Bruce Springsteen recorded a version of the song on his 2006 album, We Shall Overcome: The Seeger Sessions. Performed frequently on the subsequent Sessions Band Tour, this incarnation was included on the 2007 Bruce Springsteen with The Sessions Band: Live in Dublin audio and video release. Springsteen changed the traditional lyrics slightly. In the original song, Mrs. McGrath would rather have her "son as he used to be than the King of France and his whole navy." In Springsteen's version, this is changed to "King of America."

Fiddler's Green recorded the song with slightly different lyrics for their 2009 album Sports Day at Killaloe. The Stanfields also recorded the song with modified lyrics for their 2012 album Death & Taxes.

German Folk Metal Band Suidakra recorded the song as a Bonus Track for their 2013 album "Eternal Defiance". The version was sung by female singer Tina Stabel.
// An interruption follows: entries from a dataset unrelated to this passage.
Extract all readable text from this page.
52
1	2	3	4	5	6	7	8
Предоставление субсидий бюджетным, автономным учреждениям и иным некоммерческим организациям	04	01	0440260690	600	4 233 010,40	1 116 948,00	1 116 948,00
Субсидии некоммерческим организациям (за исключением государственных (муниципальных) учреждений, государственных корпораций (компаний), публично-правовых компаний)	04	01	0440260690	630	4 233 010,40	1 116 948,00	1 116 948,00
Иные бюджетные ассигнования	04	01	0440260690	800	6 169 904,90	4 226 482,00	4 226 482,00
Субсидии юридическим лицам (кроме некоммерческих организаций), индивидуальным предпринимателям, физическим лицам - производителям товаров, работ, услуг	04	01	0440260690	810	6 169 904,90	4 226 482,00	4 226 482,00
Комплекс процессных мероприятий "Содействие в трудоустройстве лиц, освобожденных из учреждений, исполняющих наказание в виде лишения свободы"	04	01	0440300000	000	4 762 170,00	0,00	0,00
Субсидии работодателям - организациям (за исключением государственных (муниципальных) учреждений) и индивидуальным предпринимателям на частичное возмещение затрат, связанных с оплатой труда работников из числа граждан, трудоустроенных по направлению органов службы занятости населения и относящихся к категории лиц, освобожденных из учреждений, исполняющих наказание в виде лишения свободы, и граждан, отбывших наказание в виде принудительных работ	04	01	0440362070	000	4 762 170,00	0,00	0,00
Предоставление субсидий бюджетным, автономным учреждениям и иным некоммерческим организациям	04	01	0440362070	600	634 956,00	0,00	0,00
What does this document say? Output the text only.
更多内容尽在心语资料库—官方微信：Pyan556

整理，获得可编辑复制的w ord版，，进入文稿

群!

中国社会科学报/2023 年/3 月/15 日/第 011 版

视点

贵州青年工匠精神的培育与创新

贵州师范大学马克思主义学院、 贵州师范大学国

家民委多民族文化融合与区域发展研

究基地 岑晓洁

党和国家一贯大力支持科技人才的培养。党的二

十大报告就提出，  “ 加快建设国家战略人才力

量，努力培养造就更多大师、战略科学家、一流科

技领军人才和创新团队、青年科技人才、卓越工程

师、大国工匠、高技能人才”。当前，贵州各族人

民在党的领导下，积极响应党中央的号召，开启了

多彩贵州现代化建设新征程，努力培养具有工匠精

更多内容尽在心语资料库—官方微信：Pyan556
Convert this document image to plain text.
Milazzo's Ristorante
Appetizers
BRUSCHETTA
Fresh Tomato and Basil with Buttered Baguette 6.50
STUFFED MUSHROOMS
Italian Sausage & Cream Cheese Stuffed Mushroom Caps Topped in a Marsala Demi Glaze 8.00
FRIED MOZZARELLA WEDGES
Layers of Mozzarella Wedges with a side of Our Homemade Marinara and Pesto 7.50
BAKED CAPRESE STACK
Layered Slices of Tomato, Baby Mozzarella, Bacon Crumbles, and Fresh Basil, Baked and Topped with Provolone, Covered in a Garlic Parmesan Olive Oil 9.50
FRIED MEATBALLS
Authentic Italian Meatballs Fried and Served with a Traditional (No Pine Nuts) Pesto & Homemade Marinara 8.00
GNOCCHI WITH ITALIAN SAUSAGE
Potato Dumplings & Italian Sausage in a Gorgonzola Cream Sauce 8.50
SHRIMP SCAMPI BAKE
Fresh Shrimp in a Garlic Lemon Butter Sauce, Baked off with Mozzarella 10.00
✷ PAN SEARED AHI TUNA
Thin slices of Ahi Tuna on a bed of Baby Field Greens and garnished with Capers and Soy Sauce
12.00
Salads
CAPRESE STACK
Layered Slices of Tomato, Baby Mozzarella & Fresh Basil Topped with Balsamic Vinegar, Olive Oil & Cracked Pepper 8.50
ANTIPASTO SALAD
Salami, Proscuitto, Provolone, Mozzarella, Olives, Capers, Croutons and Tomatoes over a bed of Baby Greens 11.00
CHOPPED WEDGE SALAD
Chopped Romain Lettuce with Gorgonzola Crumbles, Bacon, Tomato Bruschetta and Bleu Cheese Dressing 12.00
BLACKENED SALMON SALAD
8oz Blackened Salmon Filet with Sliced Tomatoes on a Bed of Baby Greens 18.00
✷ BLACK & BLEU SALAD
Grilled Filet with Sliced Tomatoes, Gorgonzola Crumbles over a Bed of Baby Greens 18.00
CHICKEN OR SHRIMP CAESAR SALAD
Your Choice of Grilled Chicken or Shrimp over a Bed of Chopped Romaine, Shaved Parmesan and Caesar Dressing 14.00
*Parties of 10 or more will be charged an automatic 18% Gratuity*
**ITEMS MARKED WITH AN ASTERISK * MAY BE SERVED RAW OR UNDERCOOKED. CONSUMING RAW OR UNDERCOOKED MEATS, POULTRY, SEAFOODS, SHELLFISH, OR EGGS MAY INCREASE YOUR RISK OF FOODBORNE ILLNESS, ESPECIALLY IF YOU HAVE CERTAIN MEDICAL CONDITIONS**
Another version of the song tells the same story about a boy called John. The text of this version is much shorter. The "My Son John" version of the song has been recorded by several different artists, including Martin Carthy with The Imagined Village, Tim Hart and Maddy Prior of Steeleye Span, Lew Bear, and actor John C. Reilly. Of these, critic Steven L. Jones singled out Minneapolis group Boiled in Lead's rendition, from their 1989 album From the Ladle to the Grave as a skillful modernization that also stayed true to the song's politics and "underlying rage and terror."

Being a well-documented song publicised by Mudcat, and Mainly Norfolk, the song was recorded by Jon Boden and Oli Steadman for inclusion in their respective lists of daily folk songs "A Folk Song a Day" and "365 Days Of Folk".